En consonancia con la temprana vocación pictórica del poeta (estudió, a tales fines, primero en Lisboa y luego en Bruselas) está el libro La secreta vida de las imágenes. Pero más novedosa, posiblemente, es su relación poética con la fotografía. “Retrato de fugitivo” viene, en efecto, de uno de los varios que le hizo Paulo Nozolino. En él aparecen muchos de los rasgos de Al Berto: el desarraigo (“camino por la soledad nocturna de los cuartos de hotel”), el vitalismo exasperado, la pulsión del viaje (“y bebe / y ama / y huye de sí mismo”), la desposesión como clave de libertad, la elección de espacios desnudos o ascéticos (“una arquitectura de luz y sombra o un desierto”), la sedimentación o la costumbre como principio de corrosión de la belleza (“Cuerpos poco a poco enturbiados / por el tiempo por el sueño o por la melancolía”), el ideal de movimiento perpetuo, de esa metamorfosis incansable cuya metáfora es el mar, la ciudad como espacio vital de la aventura, de la moral antiburguesa (“pero regresa siempre a la trashumancia de las ciudades”), el miedo, en fin, a la muerte, la inmovilidad absoluta, como germen de ese desasosiego: “después / viene el miedo / que se desprende de la mirada paralizada y del rostro / nace una vida de infinito caos”. Miedo, pues, a la imagen congelada de Narciso. Placer y terror a un mismo tiempo. Como en el caso de Rimbaud otra vez (“un hombre en cuyo corazón se haya concentrado toda / la furia de vivir ¿será un hombre feliz?”) debe existir un momento en el que la pasión por la vida esté más allá de las palabras. Y ese momento, el del silencio (“lo que veo ya no se puede cantar”), es también el instante más alto, inefable y desesperado, de la poesía. “Cuerpo / que te sea leve el peso de las estrellas / y desde tu boca irrumpa la desnuda inocencia / de un lirio cuyo tallo se extiende y / se ramifica más allá de los cimientos de la casa”. Errancia no solo en vida, también en la premonición o el sueño de la muerte. Lejos de la casa, del estatismo que envenena el alma de melancolía; libertad para unirse, como un átomo más, a la vastedad del cosmos. Y también el trasiego por los cuerpos, la transacción de los mismos, se resuelve al fin en la inocencia de un lirio que absuelve la condena de los otros, o la del propio poeta tal vez.

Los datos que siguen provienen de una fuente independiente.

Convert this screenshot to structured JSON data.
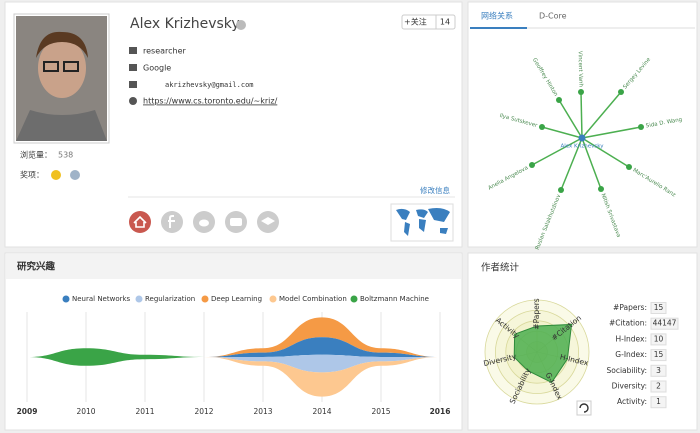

Parece inevitable, sí, leer muchos versos de Al Berto como un epitafio súbito o largamente acariciado. El miedo, bien traducido y prologado por Cidália Alves Dos Santos y Javier García Rodríguez, es, para quienes gusten de los licores fuertes u odien los placeres rutinarios a los que aludía Kavafis, una lectura llena de estímulos en la que van a reconocerse. Y para los demás, seguramente, una lectura necesaria.